The music scene

Donavon Frankenreiter: He just keeps livin’

 
 
DONOVAN
DONOVAN

Surfing and rock-’n’-roll have gone hand-in-hand since the days of Elvis, Jan & Dean and The Beach Boys: Each skill exponentially increases the other’s cool factor. There aren’t too many rockers who hang ten these days, however, but one such rare specimen is heading to sunny South Florida this weekend.

Donavon Frankenreiter — California-born and now living with his wife and two boys in Kauai, Hawaii — brings his mellow, soulful rock sound to Fort Lauderdale’s Culture Room on Saturday in support of his latest album, Start Livin’, which largely eschews traditional drums, percussion and bass for a more creative, “found object” approach to recording.

What inspired you to go so organic and minimalistic on your new album?

That kind of just happened in the studio.
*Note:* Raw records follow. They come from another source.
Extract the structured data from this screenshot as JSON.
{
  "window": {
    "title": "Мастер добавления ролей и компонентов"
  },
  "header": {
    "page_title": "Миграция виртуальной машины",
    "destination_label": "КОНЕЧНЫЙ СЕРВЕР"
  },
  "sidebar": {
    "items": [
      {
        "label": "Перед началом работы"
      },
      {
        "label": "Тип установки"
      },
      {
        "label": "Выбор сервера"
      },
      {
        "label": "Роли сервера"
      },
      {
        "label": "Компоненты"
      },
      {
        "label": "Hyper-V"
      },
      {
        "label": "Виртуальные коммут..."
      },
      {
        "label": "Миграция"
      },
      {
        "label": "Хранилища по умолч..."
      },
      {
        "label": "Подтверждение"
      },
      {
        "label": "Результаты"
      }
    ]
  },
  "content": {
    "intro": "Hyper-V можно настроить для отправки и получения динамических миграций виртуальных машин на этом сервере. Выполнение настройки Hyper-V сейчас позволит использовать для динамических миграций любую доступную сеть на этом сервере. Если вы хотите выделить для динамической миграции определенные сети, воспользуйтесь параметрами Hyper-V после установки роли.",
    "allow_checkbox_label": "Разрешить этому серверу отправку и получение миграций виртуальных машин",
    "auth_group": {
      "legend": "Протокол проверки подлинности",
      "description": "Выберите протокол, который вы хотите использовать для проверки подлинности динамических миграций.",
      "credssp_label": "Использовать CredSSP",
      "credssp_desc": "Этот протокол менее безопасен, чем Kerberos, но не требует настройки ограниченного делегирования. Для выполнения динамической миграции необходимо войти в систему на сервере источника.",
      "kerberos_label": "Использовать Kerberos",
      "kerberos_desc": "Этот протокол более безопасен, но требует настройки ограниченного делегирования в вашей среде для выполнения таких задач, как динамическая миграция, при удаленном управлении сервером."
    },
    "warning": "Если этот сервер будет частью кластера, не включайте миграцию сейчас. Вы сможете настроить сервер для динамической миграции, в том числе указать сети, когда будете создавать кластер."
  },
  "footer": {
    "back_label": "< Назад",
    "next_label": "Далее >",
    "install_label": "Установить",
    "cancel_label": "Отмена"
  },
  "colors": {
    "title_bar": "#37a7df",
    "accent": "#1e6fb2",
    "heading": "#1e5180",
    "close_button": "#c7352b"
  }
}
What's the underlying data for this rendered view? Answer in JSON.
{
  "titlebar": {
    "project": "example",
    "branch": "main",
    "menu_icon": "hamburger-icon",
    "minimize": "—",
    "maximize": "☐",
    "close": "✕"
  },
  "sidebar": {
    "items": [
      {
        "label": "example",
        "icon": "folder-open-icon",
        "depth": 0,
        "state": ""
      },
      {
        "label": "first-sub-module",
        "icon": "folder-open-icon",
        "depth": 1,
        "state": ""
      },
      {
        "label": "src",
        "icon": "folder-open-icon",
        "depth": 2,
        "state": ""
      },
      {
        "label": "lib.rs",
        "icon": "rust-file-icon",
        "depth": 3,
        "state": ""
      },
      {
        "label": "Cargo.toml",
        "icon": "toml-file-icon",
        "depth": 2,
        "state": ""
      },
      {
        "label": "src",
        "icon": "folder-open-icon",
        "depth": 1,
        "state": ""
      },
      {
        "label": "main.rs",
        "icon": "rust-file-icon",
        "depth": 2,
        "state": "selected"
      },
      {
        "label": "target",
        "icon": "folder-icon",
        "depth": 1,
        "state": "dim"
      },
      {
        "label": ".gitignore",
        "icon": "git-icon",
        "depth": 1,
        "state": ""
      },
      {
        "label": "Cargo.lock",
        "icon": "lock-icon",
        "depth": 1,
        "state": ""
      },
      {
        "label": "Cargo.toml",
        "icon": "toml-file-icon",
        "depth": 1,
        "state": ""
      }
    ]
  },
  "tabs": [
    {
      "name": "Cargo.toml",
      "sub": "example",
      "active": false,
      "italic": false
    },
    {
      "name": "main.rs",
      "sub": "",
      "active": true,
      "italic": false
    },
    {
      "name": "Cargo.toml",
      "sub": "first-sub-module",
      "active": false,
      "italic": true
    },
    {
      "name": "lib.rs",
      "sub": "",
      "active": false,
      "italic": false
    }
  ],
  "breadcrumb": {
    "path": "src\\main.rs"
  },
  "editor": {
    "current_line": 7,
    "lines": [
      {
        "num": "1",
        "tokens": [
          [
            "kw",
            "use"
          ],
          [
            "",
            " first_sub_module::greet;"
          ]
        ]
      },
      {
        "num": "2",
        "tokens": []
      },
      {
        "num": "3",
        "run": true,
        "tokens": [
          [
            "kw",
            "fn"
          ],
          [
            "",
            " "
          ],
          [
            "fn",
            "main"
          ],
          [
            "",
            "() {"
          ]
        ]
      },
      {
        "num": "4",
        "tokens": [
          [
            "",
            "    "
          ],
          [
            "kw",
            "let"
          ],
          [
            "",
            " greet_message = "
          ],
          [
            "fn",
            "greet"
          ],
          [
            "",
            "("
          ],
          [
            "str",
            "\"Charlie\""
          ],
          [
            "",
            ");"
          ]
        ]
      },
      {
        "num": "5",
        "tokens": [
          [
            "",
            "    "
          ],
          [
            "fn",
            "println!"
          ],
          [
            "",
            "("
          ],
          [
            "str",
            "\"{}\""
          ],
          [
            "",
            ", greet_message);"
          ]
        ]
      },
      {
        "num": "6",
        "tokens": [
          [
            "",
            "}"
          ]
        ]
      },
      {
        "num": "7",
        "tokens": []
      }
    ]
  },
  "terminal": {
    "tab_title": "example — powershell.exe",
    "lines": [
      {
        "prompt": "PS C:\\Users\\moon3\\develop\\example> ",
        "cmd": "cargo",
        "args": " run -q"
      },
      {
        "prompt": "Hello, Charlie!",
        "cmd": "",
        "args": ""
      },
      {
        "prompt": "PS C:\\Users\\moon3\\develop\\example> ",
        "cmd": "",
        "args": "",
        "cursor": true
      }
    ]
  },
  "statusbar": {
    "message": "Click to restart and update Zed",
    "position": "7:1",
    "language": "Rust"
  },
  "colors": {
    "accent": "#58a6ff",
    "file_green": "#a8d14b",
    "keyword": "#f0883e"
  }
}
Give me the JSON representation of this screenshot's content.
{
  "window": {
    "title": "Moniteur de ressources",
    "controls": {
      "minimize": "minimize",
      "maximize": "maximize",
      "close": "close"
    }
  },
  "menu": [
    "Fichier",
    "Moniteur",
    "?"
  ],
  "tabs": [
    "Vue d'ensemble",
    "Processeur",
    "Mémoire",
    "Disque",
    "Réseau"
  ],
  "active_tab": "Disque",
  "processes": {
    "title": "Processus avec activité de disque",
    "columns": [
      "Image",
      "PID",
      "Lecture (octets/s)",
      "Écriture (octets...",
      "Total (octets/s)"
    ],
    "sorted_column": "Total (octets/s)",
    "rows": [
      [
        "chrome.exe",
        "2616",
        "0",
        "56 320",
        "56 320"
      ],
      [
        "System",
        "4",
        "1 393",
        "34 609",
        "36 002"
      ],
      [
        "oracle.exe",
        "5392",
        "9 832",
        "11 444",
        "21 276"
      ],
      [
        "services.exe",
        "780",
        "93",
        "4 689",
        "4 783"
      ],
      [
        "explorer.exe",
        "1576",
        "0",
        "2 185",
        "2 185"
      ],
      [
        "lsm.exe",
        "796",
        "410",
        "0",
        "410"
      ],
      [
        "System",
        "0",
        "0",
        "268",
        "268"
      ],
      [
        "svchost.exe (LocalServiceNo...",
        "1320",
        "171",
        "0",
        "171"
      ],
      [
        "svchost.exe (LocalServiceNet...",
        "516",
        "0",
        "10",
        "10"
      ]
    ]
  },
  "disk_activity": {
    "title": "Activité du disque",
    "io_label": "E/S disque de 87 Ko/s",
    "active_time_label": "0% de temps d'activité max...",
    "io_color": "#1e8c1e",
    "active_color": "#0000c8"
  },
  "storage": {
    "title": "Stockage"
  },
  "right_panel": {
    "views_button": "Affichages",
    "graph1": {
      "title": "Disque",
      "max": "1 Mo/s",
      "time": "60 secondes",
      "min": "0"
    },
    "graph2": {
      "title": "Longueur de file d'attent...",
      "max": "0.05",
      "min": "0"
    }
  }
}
We were gonna use a drum set, and the first day we went in there we recorded Shine, which is the first track. The thing is, when it started out I really wanted to just be in a room with my buddy, [bassist] Matt [Grundy], who I’ve been playing with for a long time. I wanted to record a track where I had, like, me on the acoustic singing and him singing backups, and build the track from there. And so I think that led to us doing a lot more percussion stuff, because instead of getting the great bass and drum tone and building a track around that and then singing last, we did it the other way.

Was it liberating?

It was a lot of fun; it was the first time I’d recorded a record that way. And the process seemed to go a lot faster. We did the whole record in seven days.

How does that creative instrumentation transfer to the live stage?

We just kind of adapt all of our songs to the live show. A lot of songs are really mellow but become more upbeat live.

You’ve said that “Start Livin’” is pretty much a love letter to your wife and two boys. How do you feel about touring?

You know, it’s crazy — I love to tour, and I love traveling around the world and playing music and surfing, and when they can come with me it’s sort of the best of both worlds. But it’s one of those things where if I want to have a career in music and make a living, I gotta tour. I’m not by any means selling massive amounts of records, so I can’t just sit around and pick and choose where I want to go. But I feel fortunate that I’m able to go to Europe and Brazil and Japan and Australia.

As a surfer, you know Miami doesn’t really have many waves. Can you still enjoy the beach here, or does the flat water kind of bum you out?

No, it’s really good. It’s funny. I’ve got a couple friends there who work for MasterCraft. And they have this boat that creates these insane waves behind it. And when the waves are flat, you can surf behind this boat without a rope, and it’s pretty rad.

Donavon Frankenreiter appears 8 p.m. Saturday at Culture Room, 3045 N. Federal Hwy., Fort Lauderdale; $20; 954-564-1074 or www.cultureroom.net.